GANGSTERS AND GOLD DIGGERS

Old New York, the Jazz Age, and the Birth of Broadway

by Jerome Charyn

Pub Date: Dec. 1st, 2003
ISBN: 1-56858-278-1

A skillful novelist fashions an ordinary paean to the Broadway That Was, followed by an unsurprising rebuke of what we’re left with.

New Yorker Charyn (Bronx Boy, 2002, etc.) declares that 9/11 occasioned this Gotham scrapbook. He wished, he says, to honor all of Manhattan by celebrating one particular place, a certain street, a certain time. The author begins with Damon Runyon (whose Broadway stories he greatly admires) and moves more or less chronologically by creating patchy portraits of those who form the popular pantheon of characters who once ruled the street or flashed across the horizon of celebrity or acted or sang or danced or joked in vaudeville. His sketches of Arnold Rothstein, Flo Ziegfeld, Al Jolson, Irving Berlin, Fanny Brice, Jack Johnson, Scott and Zelda Fitzgerald, and George Gershwin will enlighten no one who reads widely or watches A&E’s Biography. Okay, readers may not know that “rosebud,” the last word to escape the lips of Charles Foster Kane, was the private name that William Randolph Hearst gave to the private parts of Marion Davies.

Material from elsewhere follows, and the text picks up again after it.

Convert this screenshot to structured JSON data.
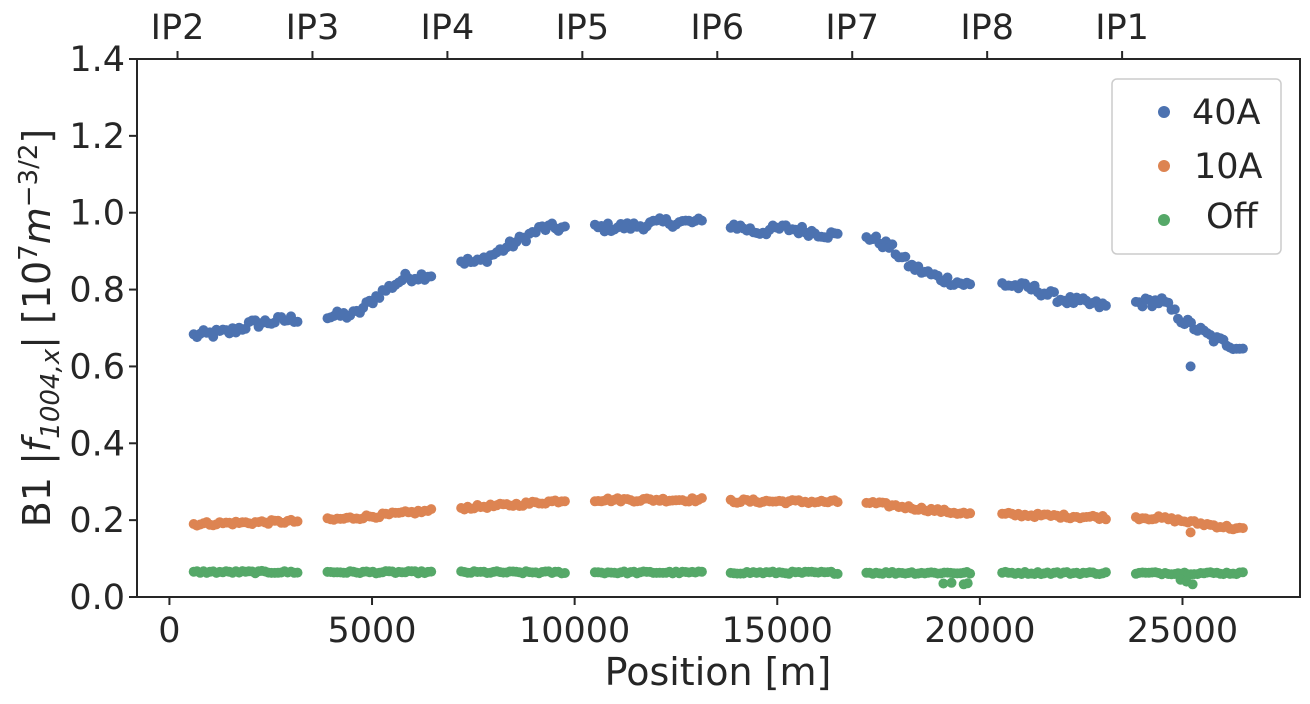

Similar shocked delight may accompany the discovery that Jolson called exceptionally sexually adept women “chandeliers” (because they would do it even while hanging from a chandelier). Charyn does give overdue credit to the black performers of the era (e.g., Bert Williams, Florence Mills), all of whom endured crushing indignities, not the least of which was watching lesser (white) talents apply blackface and win popular acclaim. And he retains, even in the most unremarkable passages, the ability to craft a remarkable line (Broadway was “that nighttime capital of chaos”), although he is also quite capable of writing a sentence so ordinary that it seems to have come from the pen of an evil twin (“Both Scott and Zelda Fitzgerald were the center of everything, with an aura all their own”). There simply aren’t enough new insights or revelations to justify this parade of well-known stories and personalities.

Entertaining, affectionate—but not a hit.